Pie’s not free at the truck stop – the cost of scalability….

One little sentence in a 10Q tells the story:

“The annual rate of growth in 2006 of our spending on property and equipment will be substantially greater than the annual rate of growth of our revenues.”

Now who would be saying that?....... Google

This is the real problem behind service plays. On the Internet as your user base grows so do your costs. Think about YouTube – the demand for FREE has never been greater. The cost to support FREE goes up with each transaction. Hold on a minute aren’t costs meant to go down? Yes. As you streamline processes and become more efficient your profit margins should rise.

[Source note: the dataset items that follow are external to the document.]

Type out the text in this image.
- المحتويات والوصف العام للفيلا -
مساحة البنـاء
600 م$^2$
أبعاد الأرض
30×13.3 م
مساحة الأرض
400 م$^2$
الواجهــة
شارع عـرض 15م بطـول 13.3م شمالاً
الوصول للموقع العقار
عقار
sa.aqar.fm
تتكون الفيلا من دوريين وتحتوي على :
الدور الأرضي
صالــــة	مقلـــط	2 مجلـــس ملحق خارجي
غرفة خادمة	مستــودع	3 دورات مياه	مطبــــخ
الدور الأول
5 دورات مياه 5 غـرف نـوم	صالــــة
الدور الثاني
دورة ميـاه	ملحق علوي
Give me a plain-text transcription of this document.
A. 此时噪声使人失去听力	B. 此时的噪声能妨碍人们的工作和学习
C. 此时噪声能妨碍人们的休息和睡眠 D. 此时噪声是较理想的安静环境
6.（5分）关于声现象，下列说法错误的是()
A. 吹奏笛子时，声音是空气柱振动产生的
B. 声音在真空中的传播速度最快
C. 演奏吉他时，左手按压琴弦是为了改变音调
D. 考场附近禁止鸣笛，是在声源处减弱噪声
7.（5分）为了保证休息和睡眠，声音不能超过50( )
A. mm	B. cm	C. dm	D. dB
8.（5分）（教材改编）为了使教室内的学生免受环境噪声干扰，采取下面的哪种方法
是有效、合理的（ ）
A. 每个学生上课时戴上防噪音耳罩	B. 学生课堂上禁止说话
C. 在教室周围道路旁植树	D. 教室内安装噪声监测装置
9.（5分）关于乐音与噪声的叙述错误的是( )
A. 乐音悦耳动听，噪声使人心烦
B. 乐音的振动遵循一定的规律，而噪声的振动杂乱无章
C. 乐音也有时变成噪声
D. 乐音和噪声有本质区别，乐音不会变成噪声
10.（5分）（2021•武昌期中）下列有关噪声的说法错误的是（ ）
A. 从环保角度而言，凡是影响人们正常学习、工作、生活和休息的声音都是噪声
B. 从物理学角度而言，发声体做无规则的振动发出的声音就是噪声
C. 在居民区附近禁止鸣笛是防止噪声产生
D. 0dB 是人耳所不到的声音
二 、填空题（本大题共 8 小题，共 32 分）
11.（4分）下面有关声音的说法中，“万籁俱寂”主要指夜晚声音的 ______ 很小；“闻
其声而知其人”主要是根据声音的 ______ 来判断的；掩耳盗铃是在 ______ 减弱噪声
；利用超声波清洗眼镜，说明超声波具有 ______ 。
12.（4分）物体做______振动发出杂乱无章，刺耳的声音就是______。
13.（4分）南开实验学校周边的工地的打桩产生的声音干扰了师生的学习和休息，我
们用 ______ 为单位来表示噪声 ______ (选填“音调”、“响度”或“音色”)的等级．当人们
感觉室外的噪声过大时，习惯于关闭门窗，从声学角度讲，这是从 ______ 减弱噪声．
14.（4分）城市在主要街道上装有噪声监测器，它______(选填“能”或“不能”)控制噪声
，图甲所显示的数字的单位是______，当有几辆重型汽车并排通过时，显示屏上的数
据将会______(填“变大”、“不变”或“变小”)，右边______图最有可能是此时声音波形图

So what’s fascinating with Google’s statement is that CapX/opX growth is rising faster than the growth in their revenues. What happens when they hit a peak in their ability to charge for adwords. Adam Smith will eventually determine the price. When it does, supply and demand have peaked for the revenue generator – however costs will keep on rising as they try and maintain their status as the lead search engine. Google HAS to find additional revenue streams. Right now they are seen as a “mile wide and an inch deep”.

Google is an incredible success story. What will be fascinating to see is what happens to Google in the next 7 years. Can they add another string to their bow to support their mounting and never ending CapX/opX expenditures?